Fontaines DC – Live in Leeds review

Grian Chatten doesn’t talk much. For those of us brought up on the tit of hyper celebrity engagement, an environment where our icons every act is sold as part of a voyeuristic branding campaign, it’s a disappointment. He knows one thing however: he knows the power of the song.

Years happen like whirlwinds now to bands on a regular basis – and on that basis Fontaines DC have had a whirlwind year, picking up a Mercury nomination for their first album Dogrel and already selling out 2000 capacity rooms as if the toilet circuit didn’t exist. Written about their adopted home city, Dogrel is an extraordinarily confident piece of work, jumping effortlessly from raw-boned surf rock to post-punk angst, it’s grit-in-the-pearl reflecting a Dublin fast being consigned to history, both verbally and physically.

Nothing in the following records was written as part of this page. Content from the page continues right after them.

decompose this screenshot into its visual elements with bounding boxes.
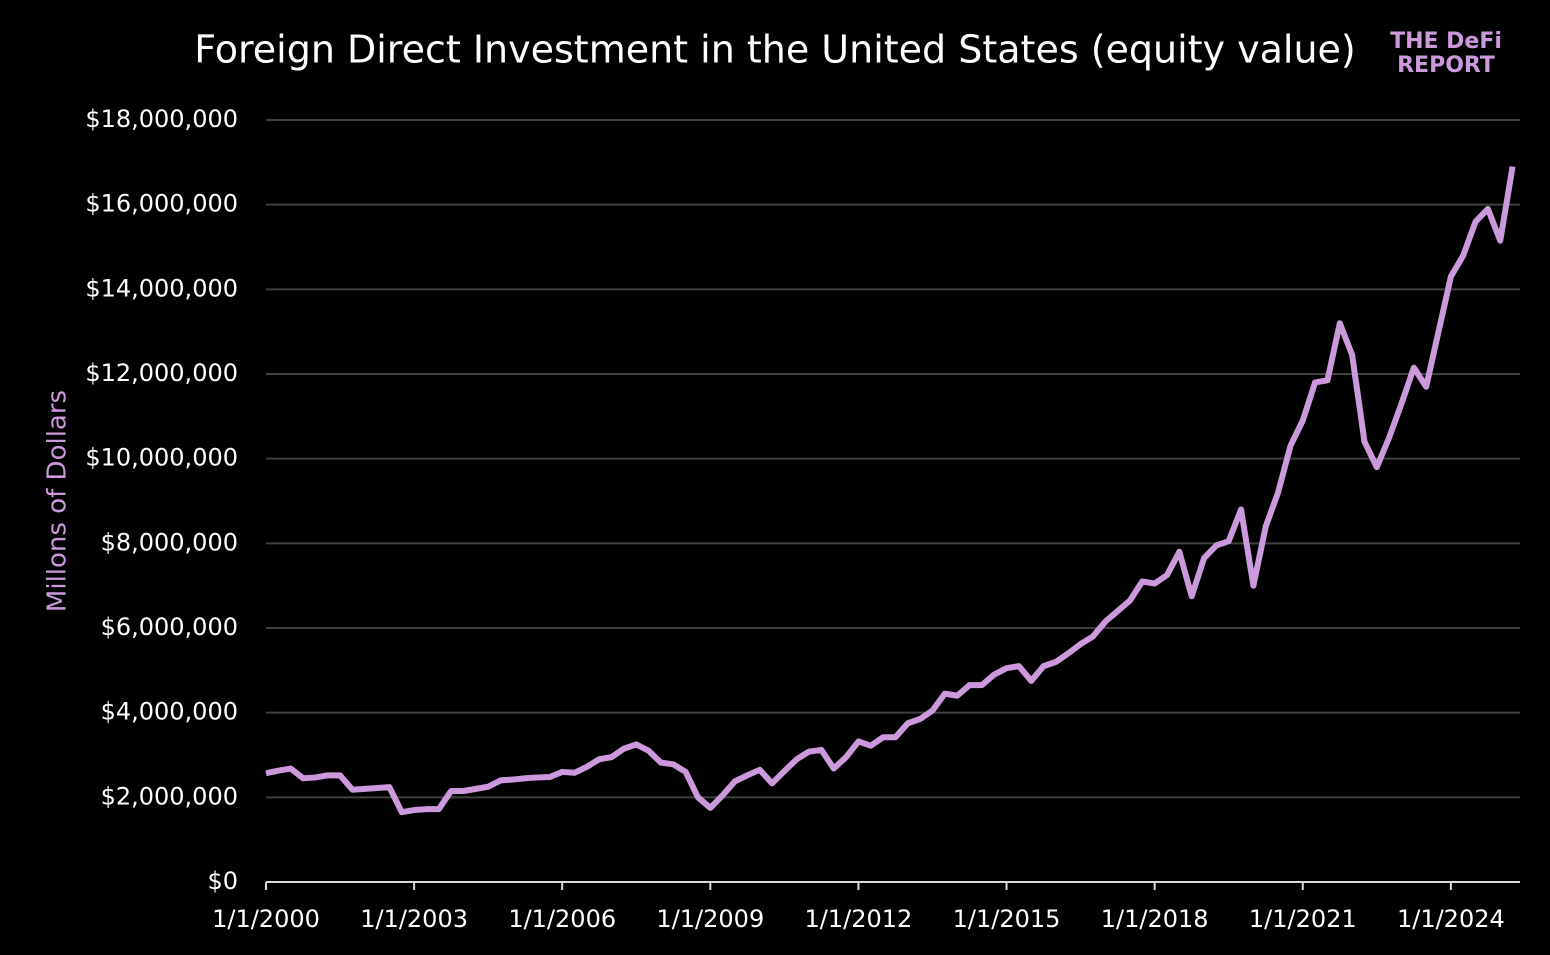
chart-title: Foreign Direct Investment in the United …: [194, 28, 1356, 72]
y-tick-label: $14,000,000: [85, 274, 238, 302]
y-tick-label: $0: [207, 867, 238, 895]
logo: THE DeFi: [1390, 29, 1502, 54]
data-line: [265, 166, 1516, 816]
x-tick-label: 1/1/2015: [953, 905, 1061, 933]
y-tick-label: $12,000,000: [85, 359, 238, 387]
x-tick-label: 1/1/2003: [360, 905, 468, 933]
x-tick-label: 1/1/2000: [212, 905, 320, 933]
x-tick-label: 1/1/2009: [656, 905, 764, 933]
x-tick-label: 1/1/2018: [1101, 905, 1209, 933]
x-tick-label: 1/1/2021: [1249, 905, 1357, 933]
x-tick-label: 1/1/2012: [805, 905, 913, 933]
y-tick-label: $4,000,000: [101, 698, 238, 726]
y-tick-label: $6,000,000: [101, 613, 238, 641]
x-tick-label: 1/1/2006: [508, 905, 616, 933]
y-tick-label: $10,000,000: [85, 444, 238, 472]
y-tick-label: $18,000,000: [85, 105, 238, 133]
x-tick-label: 1/1/2024: [1397, 905, 1505, 933]
y-tick-label: $8,000,000: [101, 528, 238, 556]
y-tick-label: $16,000,000: [85, 190, 238, 218]
logo: REPORT: [1397, 53, 1495, 78]
y-axis-label: Millons of Dollars: [43, 390, 73, 612]
y-tick-label: $2,000,000: [101, 782, 238, 810]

On stage Chatten is a personification of the album’s inability to stay still, his arms wind milling, slapping himself across the face, smashing the mic stand down into the floor like his worst enemy is directly underneath. He says nothing after bruising opener Hurricane Laughter finishes. It’s the same after Chequeless Reckless, which follows – it’s the same after all of them. The lack of words seems to be a conscious action: maybe it’s because he understands the power of the song, a vessel which, when what the quintet are playing is this good, doesn’t need to be framed by anecdotes about who snores loudest on the tour bus.

No frills or gloves off, call it what you will, but the intensity suits both band and audience, who bounce frantically off each other during the likes of Sha Sha Sha, Too Real and Boys From The Better Land. The energy both given and received is powerful, but some of Dogrel’s peaks are in the balladry of Roy’s Tune, delivered here with an understated tenderness, or Dublin City Sky’s Pogues-indebted waltz.

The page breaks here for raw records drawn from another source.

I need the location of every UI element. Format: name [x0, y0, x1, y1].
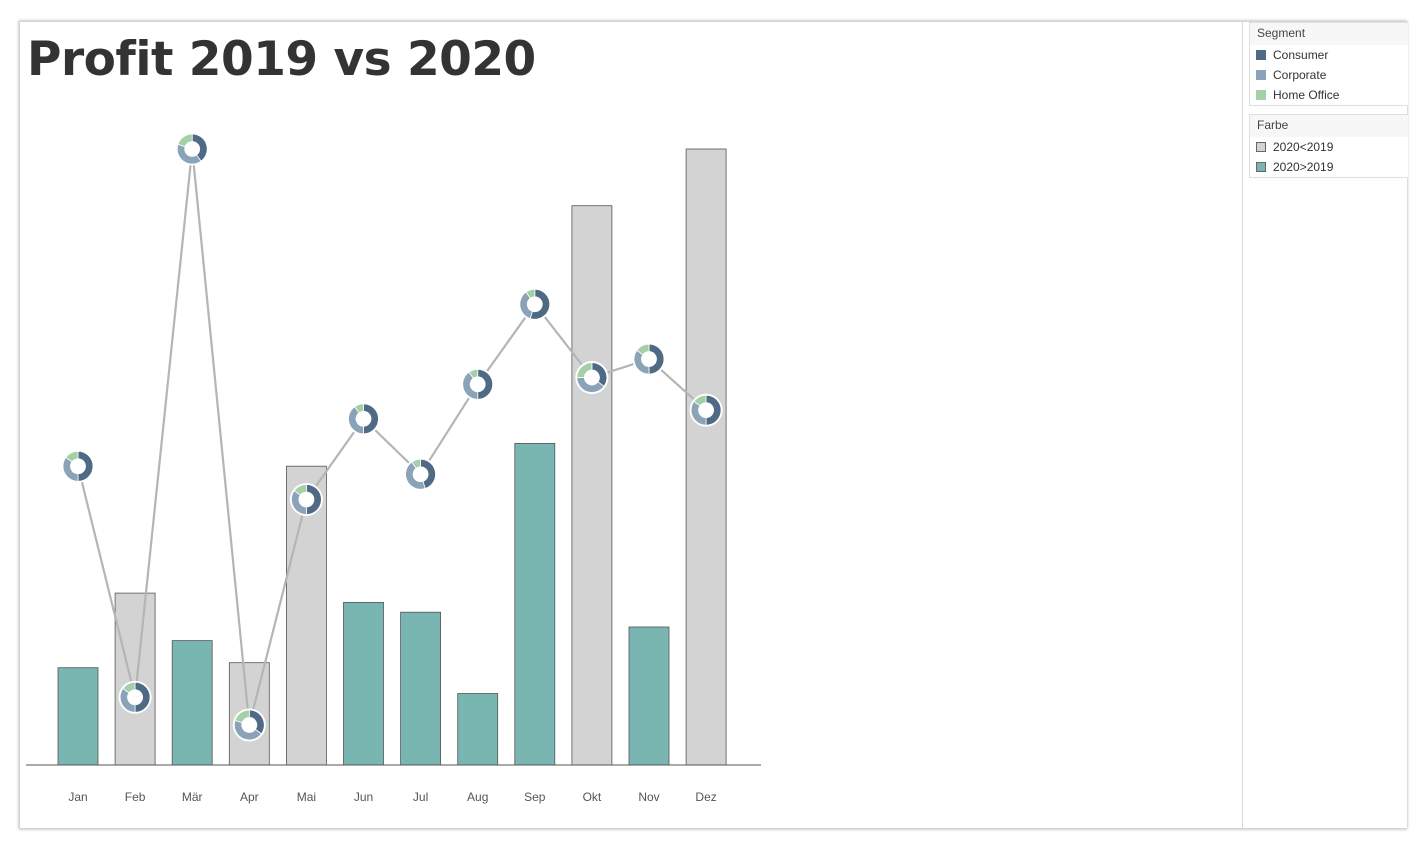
- x-tick-label: Apr: [240, 790, 259, 804]
- donut-slice-home-office: [234, 709, 250, 724]
- legend-label: 2020>2019: [1273, 160, 1334, 174]
- bar-nov[interactable]: [628, 626, 670, 766]
- legend-item-corporate[interactable]: Corporate: [1250, 65, 1408, 85]
- corporate-swatch: [1256, 70, 1266, 80]
- legend-item-2020-higher[interactable]: 2020>2019: [1250, 157, 1408, 177]
- donut-slice-home-office: [177, 133, 193, 148]
- bar-aug[interactable]: [457, 693, 499, 766]
- bar-feb[interactable]: [114, 592, 156, 766]
- donut-marker-jan[interactable]: [61, 449, 95, 483]
- bar-dez[interactable]: [685, 148, 727, 766]
- x-tick-label: Sep: [524, 790, 546, 804]
- donut-marker-aug[interactable]: [461, 367, 495, 401]
- donut-slice-home-office: [65, 450, 79, 463]
- legend-item-2020-lower[interactable]: 2020<2019: [1250, 137, 1408, 157]
- donut-marker-sep[interactable]: [518, 287, 552, 321]
- legend-label: 2020<2019: [1273, 140, 1334, 154]
- profit-chart[interactable]: Jan Feb Mär Apr Mai Jun Jul Aug Sep Okt Nov Dez: [20, 22, 1242, 828]
- bar-okt[interactable]: [571, 205, 613, 766]
- bar-jan[interactable]: [57, 667, 99, 766]
- farbe-legend-title: Farbe: [1250, 115, 1408, 137]
- donut-slice-home-office: [525, 288, 536, 299]
- segment-legend[interactable]: Segment Consumer Corporate Home Office: [1249, 22, 1408, 106]
- segment-legend-title: Segment: [1250, 23, 1408, 45]
- donut-slice-home-office: [354, 403, 364, 414]
- x-tick-label: Feb: [125, 790, 146, 804]
- bar-jun[interactable]: [343, 602, 384, 766]
- bar-jul[interactable]: [400, 611, 442, 766]
- donut-marker-dez[interactable]: [689, 393, 723, 427]
- donut-slice-home-office: [636, 343, 650, 356]
- donut-marker-jul[interactable]: [404, 457, 438, 491]
- donut-marker-feb[interactable]: [118, 680, 152, 714]
- x-tick-label: Nov: [638, 790, 659, 804]
- legend-item-home-office[interactable]: Home Office: [1250, 85, 1408, 105]
- donut-slice-home-office: [576, 362, 593, 378]
- donut-slice-home-office: [411, 458, 421, 469]
- bar-sep[interactable]: [514, 442, 556, 766]
- legend-item-consumer[interactable]: Consumer: [1250, 45, 1408, 65]
- legend-label: Home Office: [1273, 88, 1340, 102]
- donut-slice-home-office: [468, 368, 479, 379]
- donut-marker-nov[interactable]: [632, 342, 666, 376]
- farbe-legend[interactable]: Farbe 2020<2019 2020>2019: [1249, 114, 1408, 178]
- x-tick-label: Mär: [182, 790, 203, 804]
- legend-label: Corporate: [1273, 68, 1327, 82]
- donut-marker-apr[interactable]: [232, 708, 266, 742]
- donut-marker-okt[interactable]: [575, 361, 609, 395]
- donut-slice-home-office: [693, 394, 707, 407]
- x-tick-label: Jan: [68, 790, 87, 804]
- x-tick-label: Aug: [467, 790, 488, 804]
- x-tick-label: Dez: [695, 790, 716, 804]
- consumer-swatch: [1256, 50, 1266, 60]
- legend-label: Consumer: [1273, 48, 1329, 62]
- x-tick-label: Mai: [297, 790, 316, 804]
- donut-marker-mai[interactable]: [289, 483, 323, 517]
- donut-marker-jun[interactable]: [347, 402, 380, 436]
- donut-marker-mär[interactable]: [175, 132, 209, 166]
- x-tick-label: Jun: [354, 790, 373, 804]
- lower-swatch: [1256, 142, 1266, 152]
- dashboard-frame: Profit 2019 vs 2020 Jan Feb Mär Apr Mai Jun Ju…: [19, 21, 1408, 829]
- donut-slice-home-office: [122, 681, 136, 694]
- x-tick-label: Jul: [413, 790, 428, 804]
- legend-panel: Segment Consumer Corporate Home Office F…: [1242, 22, 1408, 828]
- donut-slice-home-office: [293, 484, 307, 496]
- bar-mär[interactable]: [171, 640, 213, 766]
- page-title: Profit 2019 vs 2020: [27, 32, 536, 87]
- x-tick-label: Okt: [583, 790, 602, 804]
- higher-swatch: [1256, 162, 1266, 172]
- home-office-swatch: [1256, 90, 1266, 100]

This economy of expression means that final song Big (Maintaining, there are never encores) rolls around as fast as the unwrapping the last Christmas present, it’s hollered chorus an unwitting nod to both Fontaines DC’s rising status and some older, formative dreams. Their singer departs with a wave and nothing more, but that’s enough. For a man who doesn’t talk much, Grian Chatten still says a great deal.